My wife says, "Why? He's nice."

I say, "It's stupid to pick a house and say I'm going to be friends with whomever lives here! He's trying so hard to be friends with someone he doesn't know. He keeps popping in."

My wife, "He just comes by to say hello."

Me, "It's the pop-in! Most people hate the Pop-In. I'm not alone. Anyway. That is not how I make friends and that guy needs to leave me alone."

My wife said, "You used to be nice. You're not nice like you used to be."

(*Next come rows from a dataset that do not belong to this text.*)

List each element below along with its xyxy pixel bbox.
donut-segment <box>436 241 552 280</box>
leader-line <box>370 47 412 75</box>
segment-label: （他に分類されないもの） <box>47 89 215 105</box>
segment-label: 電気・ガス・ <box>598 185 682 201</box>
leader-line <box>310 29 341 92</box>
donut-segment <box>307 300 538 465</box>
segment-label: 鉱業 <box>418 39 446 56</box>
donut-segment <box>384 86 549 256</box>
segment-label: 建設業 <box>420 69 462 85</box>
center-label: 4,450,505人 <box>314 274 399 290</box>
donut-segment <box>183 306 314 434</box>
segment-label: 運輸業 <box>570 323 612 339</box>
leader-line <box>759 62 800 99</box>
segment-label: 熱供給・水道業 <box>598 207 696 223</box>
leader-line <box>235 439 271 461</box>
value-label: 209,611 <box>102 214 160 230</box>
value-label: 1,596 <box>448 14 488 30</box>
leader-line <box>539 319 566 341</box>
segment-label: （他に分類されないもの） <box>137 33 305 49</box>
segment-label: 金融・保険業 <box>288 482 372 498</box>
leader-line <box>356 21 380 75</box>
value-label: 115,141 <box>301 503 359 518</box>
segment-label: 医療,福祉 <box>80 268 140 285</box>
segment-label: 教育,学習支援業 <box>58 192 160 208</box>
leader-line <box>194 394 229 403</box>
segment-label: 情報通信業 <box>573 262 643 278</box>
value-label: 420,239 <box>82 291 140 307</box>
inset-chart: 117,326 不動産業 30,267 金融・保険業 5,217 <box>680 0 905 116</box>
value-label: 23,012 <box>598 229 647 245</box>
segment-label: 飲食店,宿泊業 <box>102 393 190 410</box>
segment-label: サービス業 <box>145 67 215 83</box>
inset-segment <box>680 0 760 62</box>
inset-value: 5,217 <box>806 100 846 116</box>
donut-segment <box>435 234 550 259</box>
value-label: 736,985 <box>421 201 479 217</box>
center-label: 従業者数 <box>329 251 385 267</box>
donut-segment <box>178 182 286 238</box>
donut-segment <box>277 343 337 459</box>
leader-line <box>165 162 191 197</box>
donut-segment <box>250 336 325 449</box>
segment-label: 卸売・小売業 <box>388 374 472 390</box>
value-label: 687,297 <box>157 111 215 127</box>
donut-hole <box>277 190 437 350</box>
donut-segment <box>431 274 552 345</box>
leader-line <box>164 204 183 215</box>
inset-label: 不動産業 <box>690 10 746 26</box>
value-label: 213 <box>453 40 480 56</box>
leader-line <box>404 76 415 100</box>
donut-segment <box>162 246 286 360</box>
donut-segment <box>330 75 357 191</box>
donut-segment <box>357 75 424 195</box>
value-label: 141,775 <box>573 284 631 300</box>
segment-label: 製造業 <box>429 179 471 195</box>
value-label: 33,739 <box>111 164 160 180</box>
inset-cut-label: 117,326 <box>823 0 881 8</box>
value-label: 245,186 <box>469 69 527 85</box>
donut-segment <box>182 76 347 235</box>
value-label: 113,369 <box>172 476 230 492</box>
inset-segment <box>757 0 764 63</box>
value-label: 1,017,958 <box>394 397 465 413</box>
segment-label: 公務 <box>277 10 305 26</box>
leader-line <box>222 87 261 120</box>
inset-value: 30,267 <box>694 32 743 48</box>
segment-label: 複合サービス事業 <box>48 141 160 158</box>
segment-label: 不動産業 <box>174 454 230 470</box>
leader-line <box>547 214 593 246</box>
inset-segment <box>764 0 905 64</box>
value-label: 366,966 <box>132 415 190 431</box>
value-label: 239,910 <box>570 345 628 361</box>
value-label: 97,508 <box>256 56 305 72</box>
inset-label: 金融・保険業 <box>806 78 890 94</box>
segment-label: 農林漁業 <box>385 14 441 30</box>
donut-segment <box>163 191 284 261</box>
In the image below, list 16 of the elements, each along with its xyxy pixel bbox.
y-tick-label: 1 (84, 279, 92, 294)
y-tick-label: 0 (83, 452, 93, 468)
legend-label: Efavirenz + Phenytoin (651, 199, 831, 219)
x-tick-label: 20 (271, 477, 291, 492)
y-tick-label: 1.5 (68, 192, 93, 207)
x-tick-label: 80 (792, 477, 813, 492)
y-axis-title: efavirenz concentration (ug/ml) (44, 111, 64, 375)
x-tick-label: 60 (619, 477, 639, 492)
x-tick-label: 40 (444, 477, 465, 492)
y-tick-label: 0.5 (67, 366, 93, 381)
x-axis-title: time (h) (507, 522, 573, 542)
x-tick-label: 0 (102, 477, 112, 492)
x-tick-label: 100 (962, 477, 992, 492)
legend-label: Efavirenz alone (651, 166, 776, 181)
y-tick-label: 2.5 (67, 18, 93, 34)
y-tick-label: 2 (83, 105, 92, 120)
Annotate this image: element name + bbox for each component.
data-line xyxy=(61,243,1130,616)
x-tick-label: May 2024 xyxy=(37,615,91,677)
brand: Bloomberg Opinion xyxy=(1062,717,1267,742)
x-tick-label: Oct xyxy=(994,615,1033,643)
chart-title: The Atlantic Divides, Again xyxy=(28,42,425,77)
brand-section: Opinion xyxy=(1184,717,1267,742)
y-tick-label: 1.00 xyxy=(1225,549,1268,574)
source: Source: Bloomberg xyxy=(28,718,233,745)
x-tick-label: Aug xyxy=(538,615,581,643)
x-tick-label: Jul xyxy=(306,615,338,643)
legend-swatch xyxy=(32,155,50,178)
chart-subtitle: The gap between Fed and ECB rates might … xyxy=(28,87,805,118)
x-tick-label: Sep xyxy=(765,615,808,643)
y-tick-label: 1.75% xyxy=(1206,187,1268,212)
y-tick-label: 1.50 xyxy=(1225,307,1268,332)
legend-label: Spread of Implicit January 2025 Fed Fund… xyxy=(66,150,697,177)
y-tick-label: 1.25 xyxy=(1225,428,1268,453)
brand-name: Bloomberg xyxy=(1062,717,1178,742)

I wanted to say, "You mean I'm not nice like I was when I met the girl of my dreams and we quit our jobs at the giant call center together to travel around and live off my credit cards and had a great time? For some reason, I work my hands till they bleed so I can buy endless crap for four unnamed people who are not me and I'm not nice and happy like I was before as evidenced by the notion that I don't want to be friends with some weird dude in his forties who lives down the street? Some wicked thing has wrapped it's vines and tendrils round my heart and squeezed it until it was cold and hard and black as midnight?"

But instead of performing a soliloquy worthy of Hamlet, I just stared my wife in the eye and said nothing because I thought it was all ridiculous.

But my wife suggested calling the Pop-In guy to help us with Ester because he's always sniffin' around the neighborhood, seeing who's who and what's what. I said, "Yes. Call that guy."

That guy came right over and he knew who Ester was and where she lived. He told her he wanted to take her home. She said, "No. There are two sides to every story and nobody ever listens to my side. They'll just send me home and forget about me and nobody cares about my situation."

And the guy said, "Well. You can't stay here." And he grabbed her elbow and we all got up and walked out of the house. Right outside our house were two police cars and Ester's family. They were all searching the neighborhood for her. They were all so relieved. They put Ester in the front seat of their minivan and let her sit there alone for half an hour while they told us pointless stories about the neighborhood.

Everyone seemed happy and everyone went home. I said, "It's weird that everyone is so happy about it all. Ester just kept saying over and over that she didn't want to be swept under the rug but all we did was sweep her back under the rug. And then we all go on living like we did before."